Gardening in ‘Flaming June’

Gardeners' World

June is the month where sunshine is at its most. It may not be the hottest month but this is when plants are given their most productive time to grow and thrive. New plants in the vegetable garden and bedding or container plants actually to do most of their growing now whilst light levels are high and temperature constraints lowest.

Once larger plants have established there should be ample water from winter in the soil to see them through in late summer. Newly planted seedlings and plants, however, need careful watering to ensure they thrive. We know all too well how fickle the weather can be and after a very dry April and not much rainfall in May your garden/allotment will probably need all the watering help it can get. Watering is key to growing plants well, this not only means providing the water our gardens need, but using it wisely. Water is a precious resource and supplies in the UK are under pressure. Fertiliser and mulching will help them make the most of this light for better results later in the summer.

Weeds, unfortunately, seem to lack the need for either water or nutrients to survive! Weed, weed and weed some more especially in wetter weather and lookout for slugs! They can decimate an unprotected crop but it is quite right that the slug pellet as we knew them are now banned! Once more we see the no mow areas have been in action again this year and is a mind change to help and protect our wildlife.
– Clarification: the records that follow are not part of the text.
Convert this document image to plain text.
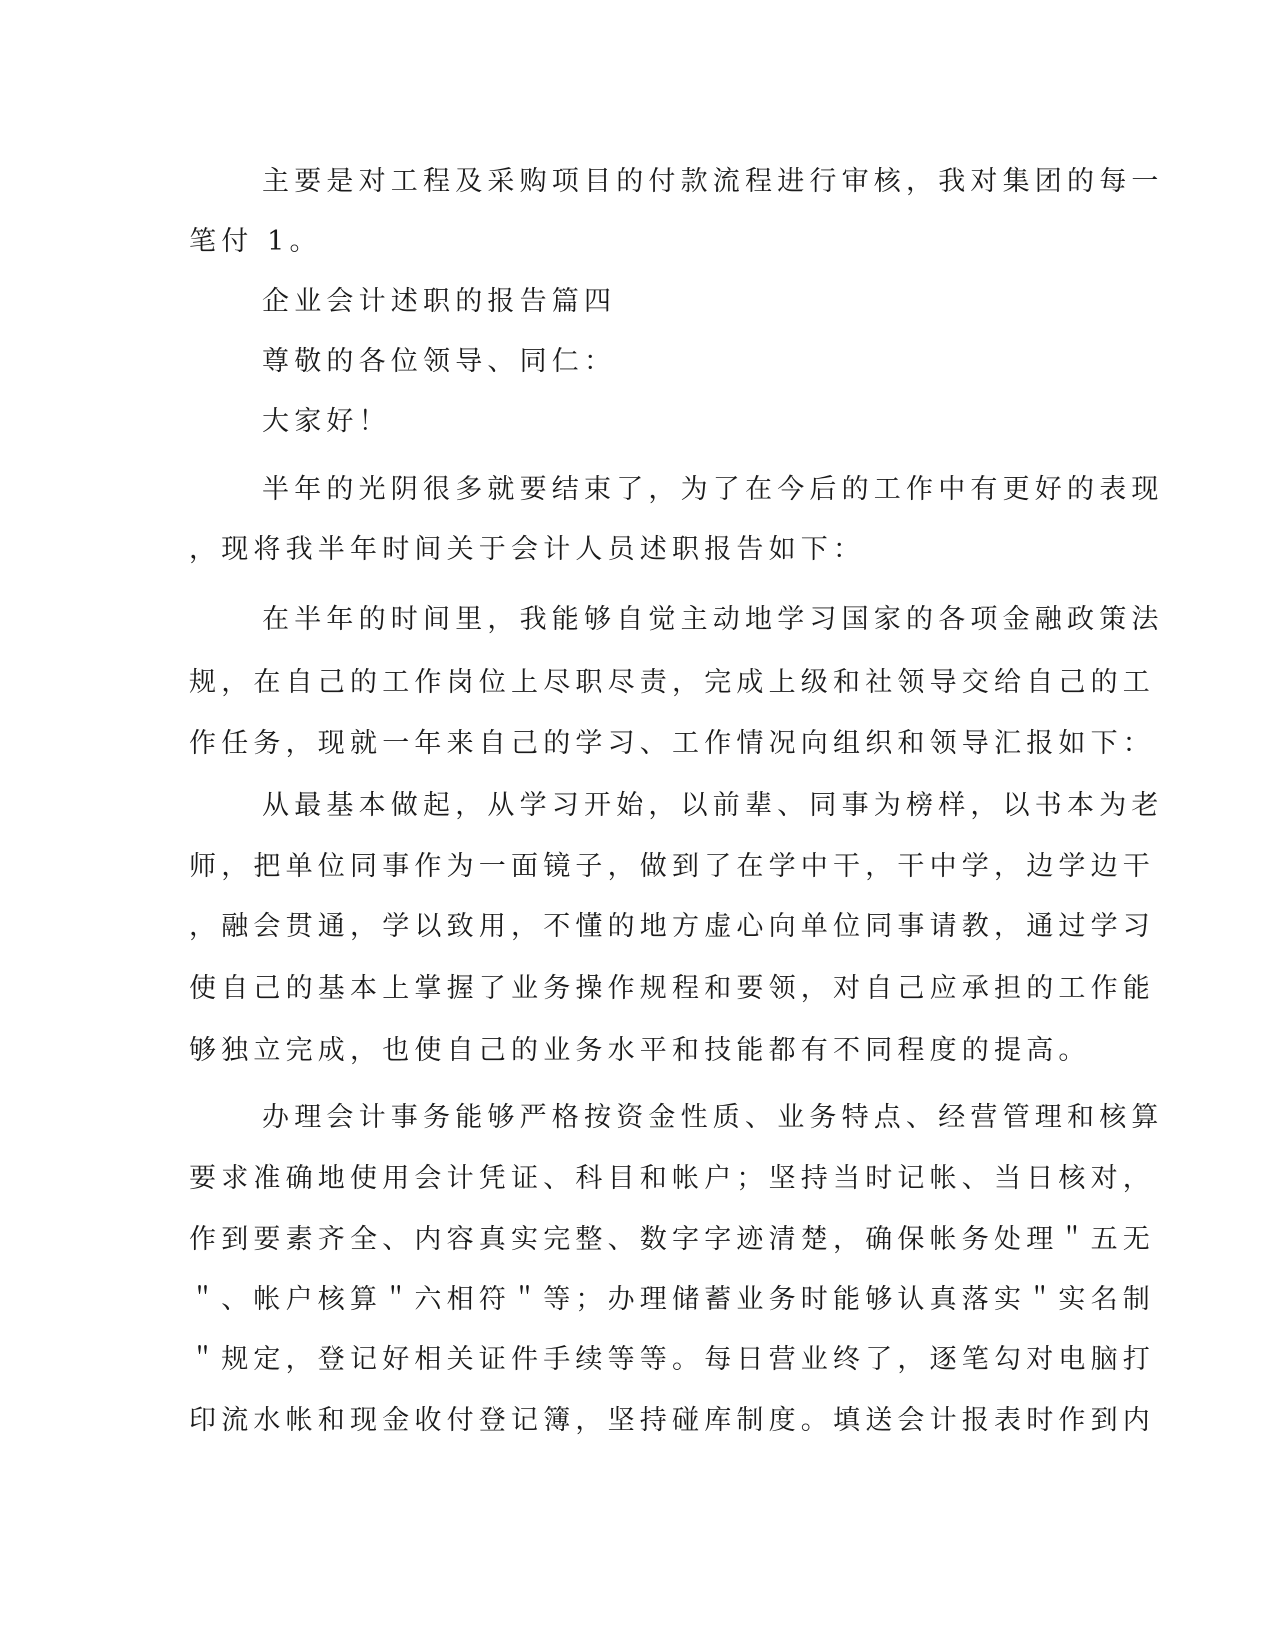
主要是对工程及采购项目的付款流程进行审核，我对集团的每一
笔付 1。
企业会计述职的报告篇四
尊敬的各位领导、同仁：
大家好！
半年的光阴很多就要结束了，为了在今后的工作中有更好的表现
，现将我半年时间关于会计人员述职报告如下：
在半年的时间里，我能够自觉主动地学习国家的各项金融政策法
规，在自己的工作岗位上尽职尽责，完成上级和社领导交给自己的工
作任务，现就一年来自己的学习、工作情况向组织和领导汇报如下：
从最基本做起，从学习开始，以前辈、同事为榜样，以书本为老
师，把单位同事作为一面镜子，做到了在学中干，干中学，边学边干
，融会贯通，学以致用，不懂的地方虚心向单位同事请教，通过学习
使自己的基本上掌握了业务操作规程和要领，对自己应承担的工作能
够独立完成，也使自己的业务水平和技能都有不同程度的提高。
办理会计事务能够严格按资金性质、业务特点、经营管理和核算
要求准确地使用会计凭证、科目和帐户；坚持当时记帐、当日核对，
作到要素齐全、内容真实完整、数字字迹清楚，确保帐务处理＂五无
＂、帐户核算＂六相符＂等；办理储蓄业务时能够认真落实＂实名制
＂规定，登记好相关证件手续等等。每日营业终了，逐笔勾对电脑打
印流水帐和现金收付登记簿，坚持碰库制度。填送会计报表时作到内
We all love a nicely cut lawn but leave it a bit longer and if possible, create a no mow area yourself.

Visit your local garden centre to get ideas for great looking summer borders and hanging baskets. It’s also time to prune your spring flowering shrubs such as forsythia. It makes for a healthier more robust plant next year. There should be some crops available if you have had the time to plant them but if not it’s not too late to get some in. Cut and come again salad leaves are an easy grow and quite delicious. Look after your tomatoes and feed if necessary. Potatoes like water and hopefully there has been enough for a decent early crop.

Which brings us nicely to the Frenchay Flower Show. It doesn’t matter what you think of your crops: it’s all about entering and making the best of what you have. We all want this fabulous village event to be as bright and bountiful as it has in the past!